Five sliced batteries 13 are shown in fig. 1 for illustrative purposes, but it is obvious to those skilled in the art after reading the technical solution of the present application that the solution can be applied to other numbers of sliced batteries 13, which also falls within the protection scope of the present invention.
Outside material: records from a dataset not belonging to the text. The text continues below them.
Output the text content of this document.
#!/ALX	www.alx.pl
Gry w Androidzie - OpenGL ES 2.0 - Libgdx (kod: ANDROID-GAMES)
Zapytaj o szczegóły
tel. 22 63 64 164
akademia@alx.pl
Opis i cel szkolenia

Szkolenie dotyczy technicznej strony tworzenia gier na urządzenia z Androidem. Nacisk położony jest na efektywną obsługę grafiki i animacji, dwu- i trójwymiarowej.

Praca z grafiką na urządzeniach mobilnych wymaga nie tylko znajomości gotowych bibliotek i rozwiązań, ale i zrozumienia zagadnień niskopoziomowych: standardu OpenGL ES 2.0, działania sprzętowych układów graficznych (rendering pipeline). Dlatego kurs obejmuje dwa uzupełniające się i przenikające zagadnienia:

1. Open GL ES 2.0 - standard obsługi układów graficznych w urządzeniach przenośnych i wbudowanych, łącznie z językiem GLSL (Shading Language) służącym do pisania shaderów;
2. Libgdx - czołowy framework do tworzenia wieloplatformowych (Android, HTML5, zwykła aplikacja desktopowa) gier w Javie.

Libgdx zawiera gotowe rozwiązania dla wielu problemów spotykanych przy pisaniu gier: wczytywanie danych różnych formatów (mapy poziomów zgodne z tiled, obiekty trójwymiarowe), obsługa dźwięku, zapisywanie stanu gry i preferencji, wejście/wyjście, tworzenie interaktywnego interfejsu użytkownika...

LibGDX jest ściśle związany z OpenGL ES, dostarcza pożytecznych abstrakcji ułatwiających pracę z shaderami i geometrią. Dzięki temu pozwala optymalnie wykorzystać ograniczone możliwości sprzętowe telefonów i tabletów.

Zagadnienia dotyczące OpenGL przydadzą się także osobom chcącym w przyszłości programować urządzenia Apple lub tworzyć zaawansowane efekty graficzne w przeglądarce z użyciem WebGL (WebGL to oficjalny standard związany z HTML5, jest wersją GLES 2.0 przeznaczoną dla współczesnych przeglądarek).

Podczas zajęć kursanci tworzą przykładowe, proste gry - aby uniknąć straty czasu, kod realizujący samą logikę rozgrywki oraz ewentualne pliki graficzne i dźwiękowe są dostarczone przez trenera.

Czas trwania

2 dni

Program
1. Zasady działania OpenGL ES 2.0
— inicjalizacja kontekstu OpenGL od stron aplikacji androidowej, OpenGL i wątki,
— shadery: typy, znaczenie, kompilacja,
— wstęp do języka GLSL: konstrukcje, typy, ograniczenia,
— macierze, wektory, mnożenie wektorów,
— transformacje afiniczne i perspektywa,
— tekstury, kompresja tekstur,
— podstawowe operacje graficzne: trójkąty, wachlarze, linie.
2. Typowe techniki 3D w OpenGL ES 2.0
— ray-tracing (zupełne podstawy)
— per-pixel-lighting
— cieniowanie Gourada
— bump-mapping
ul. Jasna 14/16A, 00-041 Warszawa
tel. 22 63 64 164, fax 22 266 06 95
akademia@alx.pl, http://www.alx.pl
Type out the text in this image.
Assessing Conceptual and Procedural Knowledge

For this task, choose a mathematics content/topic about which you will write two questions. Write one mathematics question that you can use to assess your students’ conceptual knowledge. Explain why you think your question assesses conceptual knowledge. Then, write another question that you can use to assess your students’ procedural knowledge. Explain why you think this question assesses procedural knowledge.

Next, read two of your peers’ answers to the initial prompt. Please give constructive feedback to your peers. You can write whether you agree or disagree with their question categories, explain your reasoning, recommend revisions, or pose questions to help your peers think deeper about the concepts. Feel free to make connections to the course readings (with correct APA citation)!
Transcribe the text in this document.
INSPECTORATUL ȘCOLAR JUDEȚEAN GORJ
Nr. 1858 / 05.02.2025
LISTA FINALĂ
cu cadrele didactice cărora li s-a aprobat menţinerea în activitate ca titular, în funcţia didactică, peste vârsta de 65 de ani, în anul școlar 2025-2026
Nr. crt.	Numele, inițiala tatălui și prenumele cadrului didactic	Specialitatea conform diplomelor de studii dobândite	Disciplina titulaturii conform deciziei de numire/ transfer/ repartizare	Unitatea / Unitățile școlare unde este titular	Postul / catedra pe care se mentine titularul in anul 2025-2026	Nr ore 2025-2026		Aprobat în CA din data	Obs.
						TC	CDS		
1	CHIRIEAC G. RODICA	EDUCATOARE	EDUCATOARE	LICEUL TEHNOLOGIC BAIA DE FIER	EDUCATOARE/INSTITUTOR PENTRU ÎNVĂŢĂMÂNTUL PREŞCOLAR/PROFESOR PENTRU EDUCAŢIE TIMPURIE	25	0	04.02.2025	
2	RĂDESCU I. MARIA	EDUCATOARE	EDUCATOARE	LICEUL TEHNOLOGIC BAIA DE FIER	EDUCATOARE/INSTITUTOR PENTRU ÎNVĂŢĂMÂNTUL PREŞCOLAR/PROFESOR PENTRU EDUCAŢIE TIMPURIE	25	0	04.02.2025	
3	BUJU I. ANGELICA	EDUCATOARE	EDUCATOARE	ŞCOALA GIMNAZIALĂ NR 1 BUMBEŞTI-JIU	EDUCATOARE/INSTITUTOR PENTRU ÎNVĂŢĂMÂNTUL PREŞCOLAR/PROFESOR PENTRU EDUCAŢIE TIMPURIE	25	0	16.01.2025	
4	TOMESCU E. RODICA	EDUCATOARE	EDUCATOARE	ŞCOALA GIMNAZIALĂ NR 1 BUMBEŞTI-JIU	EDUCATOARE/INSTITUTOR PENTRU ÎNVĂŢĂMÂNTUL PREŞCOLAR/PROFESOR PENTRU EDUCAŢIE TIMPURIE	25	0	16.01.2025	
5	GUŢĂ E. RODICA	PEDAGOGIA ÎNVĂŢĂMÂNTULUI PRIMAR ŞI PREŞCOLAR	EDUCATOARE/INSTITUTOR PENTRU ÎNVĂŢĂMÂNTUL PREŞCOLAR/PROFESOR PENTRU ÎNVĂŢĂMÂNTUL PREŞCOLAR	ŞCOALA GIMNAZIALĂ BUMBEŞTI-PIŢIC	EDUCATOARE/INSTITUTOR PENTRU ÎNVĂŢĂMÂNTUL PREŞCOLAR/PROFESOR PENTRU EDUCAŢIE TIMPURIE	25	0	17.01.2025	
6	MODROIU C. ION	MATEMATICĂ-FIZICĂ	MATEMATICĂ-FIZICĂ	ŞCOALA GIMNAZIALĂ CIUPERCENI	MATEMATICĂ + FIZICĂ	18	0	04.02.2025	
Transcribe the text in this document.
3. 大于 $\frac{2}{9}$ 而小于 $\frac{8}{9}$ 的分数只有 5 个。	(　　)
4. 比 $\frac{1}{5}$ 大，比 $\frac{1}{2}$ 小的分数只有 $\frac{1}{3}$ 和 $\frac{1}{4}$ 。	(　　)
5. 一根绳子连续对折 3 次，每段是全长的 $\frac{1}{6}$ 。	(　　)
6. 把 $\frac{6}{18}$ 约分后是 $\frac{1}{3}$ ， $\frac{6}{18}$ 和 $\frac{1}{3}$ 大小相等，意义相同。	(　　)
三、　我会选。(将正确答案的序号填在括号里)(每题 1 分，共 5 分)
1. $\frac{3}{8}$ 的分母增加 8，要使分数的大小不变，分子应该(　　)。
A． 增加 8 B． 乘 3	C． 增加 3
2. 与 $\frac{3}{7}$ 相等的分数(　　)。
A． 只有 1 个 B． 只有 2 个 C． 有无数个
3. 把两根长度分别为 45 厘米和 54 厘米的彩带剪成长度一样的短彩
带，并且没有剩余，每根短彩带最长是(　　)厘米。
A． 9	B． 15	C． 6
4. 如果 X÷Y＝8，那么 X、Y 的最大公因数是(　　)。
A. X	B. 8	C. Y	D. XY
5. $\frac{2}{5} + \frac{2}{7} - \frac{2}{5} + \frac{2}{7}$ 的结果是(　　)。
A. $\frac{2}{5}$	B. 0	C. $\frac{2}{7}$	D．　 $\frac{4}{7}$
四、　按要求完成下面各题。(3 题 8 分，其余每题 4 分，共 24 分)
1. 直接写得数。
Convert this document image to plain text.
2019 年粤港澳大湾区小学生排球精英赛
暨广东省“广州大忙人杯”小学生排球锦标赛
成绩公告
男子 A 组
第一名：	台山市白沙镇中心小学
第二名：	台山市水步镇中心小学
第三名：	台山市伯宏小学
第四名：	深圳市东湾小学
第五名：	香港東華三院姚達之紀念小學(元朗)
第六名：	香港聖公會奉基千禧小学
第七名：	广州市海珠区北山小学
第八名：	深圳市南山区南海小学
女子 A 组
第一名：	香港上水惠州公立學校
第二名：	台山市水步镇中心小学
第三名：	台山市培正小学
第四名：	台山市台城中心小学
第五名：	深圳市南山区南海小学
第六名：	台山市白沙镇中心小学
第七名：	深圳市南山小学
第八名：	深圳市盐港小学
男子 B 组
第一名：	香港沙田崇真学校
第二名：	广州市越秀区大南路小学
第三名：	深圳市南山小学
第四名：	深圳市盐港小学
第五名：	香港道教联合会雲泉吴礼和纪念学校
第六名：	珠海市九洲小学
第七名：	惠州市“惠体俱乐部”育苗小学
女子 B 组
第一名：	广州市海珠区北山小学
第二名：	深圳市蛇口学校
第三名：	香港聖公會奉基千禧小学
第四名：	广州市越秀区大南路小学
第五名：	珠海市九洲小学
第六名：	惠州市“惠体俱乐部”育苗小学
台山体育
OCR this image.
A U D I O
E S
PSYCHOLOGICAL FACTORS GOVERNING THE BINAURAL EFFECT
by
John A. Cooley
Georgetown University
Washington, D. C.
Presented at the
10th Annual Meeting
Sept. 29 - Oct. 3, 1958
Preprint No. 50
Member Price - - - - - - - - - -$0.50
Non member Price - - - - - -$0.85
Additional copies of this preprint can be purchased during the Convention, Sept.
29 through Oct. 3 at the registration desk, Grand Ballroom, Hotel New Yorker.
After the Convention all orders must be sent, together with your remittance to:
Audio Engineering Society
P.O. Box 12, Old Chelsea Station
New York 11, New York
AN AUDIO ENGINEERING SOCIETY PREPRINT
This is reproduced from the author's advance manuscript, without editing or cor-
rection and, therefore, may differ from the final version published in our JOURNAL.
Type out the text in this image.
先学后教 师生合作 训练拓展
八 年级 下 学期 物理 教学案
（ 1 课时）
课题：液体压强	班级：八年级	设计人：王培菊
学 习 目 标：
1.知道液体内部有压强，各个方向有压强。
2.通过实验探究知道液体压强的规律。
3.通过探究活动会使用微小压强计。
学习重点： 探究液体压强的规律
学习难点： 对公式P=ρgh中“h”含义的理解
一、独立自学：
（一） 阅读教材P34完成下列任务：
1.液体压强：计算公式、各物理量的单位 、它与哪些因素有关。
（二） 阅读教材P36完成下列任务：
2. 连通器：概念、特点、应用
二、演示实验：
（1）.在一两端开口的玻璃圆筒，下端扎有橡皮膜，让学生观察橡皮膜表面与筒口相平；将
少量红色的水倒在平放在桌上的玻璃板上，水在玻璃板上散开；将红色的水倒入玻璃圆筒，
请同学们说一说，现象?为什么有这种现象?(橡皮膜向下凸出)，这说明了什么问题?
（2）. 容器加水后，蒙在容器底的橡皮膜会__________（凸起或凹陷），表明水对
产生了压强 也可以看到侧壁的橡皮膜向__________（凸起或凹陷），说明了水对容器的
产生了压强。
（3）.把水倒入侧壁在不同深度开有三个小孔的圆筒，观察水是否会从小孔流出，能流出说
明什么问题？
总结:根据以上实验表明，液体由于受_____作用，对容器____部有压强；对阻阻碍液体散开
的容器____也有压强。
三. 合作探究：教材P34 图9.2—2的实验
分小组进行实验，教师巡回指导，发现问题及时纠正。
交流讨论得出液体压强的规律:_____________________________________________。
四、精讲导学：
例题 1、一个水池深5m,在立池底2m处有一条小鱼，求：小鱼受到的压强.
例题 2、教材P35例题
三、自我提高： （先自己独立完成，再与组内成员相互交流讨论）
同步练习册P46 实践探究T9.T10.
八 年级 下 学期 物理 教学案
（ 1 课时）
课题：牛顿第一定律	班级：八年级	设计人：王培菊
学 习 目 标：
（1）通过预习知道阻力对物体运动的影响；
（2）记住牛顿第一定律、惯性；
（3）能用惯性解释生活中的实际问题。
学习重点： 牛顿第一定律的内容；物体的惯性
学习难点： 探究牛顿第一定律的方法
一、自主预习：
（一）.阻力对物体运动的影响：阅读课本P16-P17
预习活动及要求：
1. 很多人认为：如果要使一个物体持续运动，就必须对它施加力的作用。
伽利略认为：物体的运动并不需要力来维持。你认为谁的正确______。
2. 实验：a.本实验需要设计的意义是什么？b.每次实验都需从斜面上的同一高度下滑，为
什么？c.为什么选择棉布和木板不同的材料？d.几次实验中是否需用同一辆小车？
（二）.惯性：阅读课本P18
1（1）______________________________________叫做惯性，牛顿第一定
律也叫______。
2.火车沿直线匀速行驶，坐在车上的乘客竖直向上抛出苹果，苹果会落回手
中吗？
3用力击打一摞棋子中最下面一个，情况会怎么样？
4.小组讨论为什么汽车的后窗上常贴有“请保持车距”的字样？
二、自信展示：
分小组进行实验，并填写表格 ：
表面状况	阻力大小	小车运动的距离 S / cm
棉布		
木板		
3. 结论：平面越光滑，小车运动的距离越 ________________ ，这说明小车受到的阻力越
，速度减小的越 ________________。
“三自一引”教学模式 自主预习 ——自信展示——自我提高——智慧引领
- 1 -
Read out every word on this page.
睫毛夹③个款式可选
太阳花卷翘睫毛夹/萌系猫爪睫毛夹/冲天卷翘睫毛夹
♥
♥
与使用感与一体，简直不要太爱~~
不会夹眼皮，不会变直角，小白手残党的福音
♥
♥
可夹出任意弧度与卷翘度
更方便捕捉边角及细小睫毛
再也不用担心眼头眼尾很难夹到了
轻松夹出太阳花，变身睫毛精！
According to the utility model discloses passivation device 100 of section battery 13, through arranging at least one section battery 13 in section battery treatment cavity 1 and make ozone generator 2 and section battery treatment cavity 1 pass through cavity air inlet 11, cavity gas outlet 12, gas outlet 21 and return air inlet 22 constitute circulation circuit, the fracture surface 131 that makes section battery 13 can form passivation protection film, passivation protection film can carry out passivation protection to the fracture surface 131 of section battery 13, the compound of fracture surface 131 department photogenerated carrier has greatly been reduced, thereby can improve photovoltaic module's power and can improve photovoltaic module's reliability. Moreover, the ozone utilization rate is high, and the environment is friendly. In addition, the passivation device 100 of the whole sliced battery 13 has simple structure and low cost.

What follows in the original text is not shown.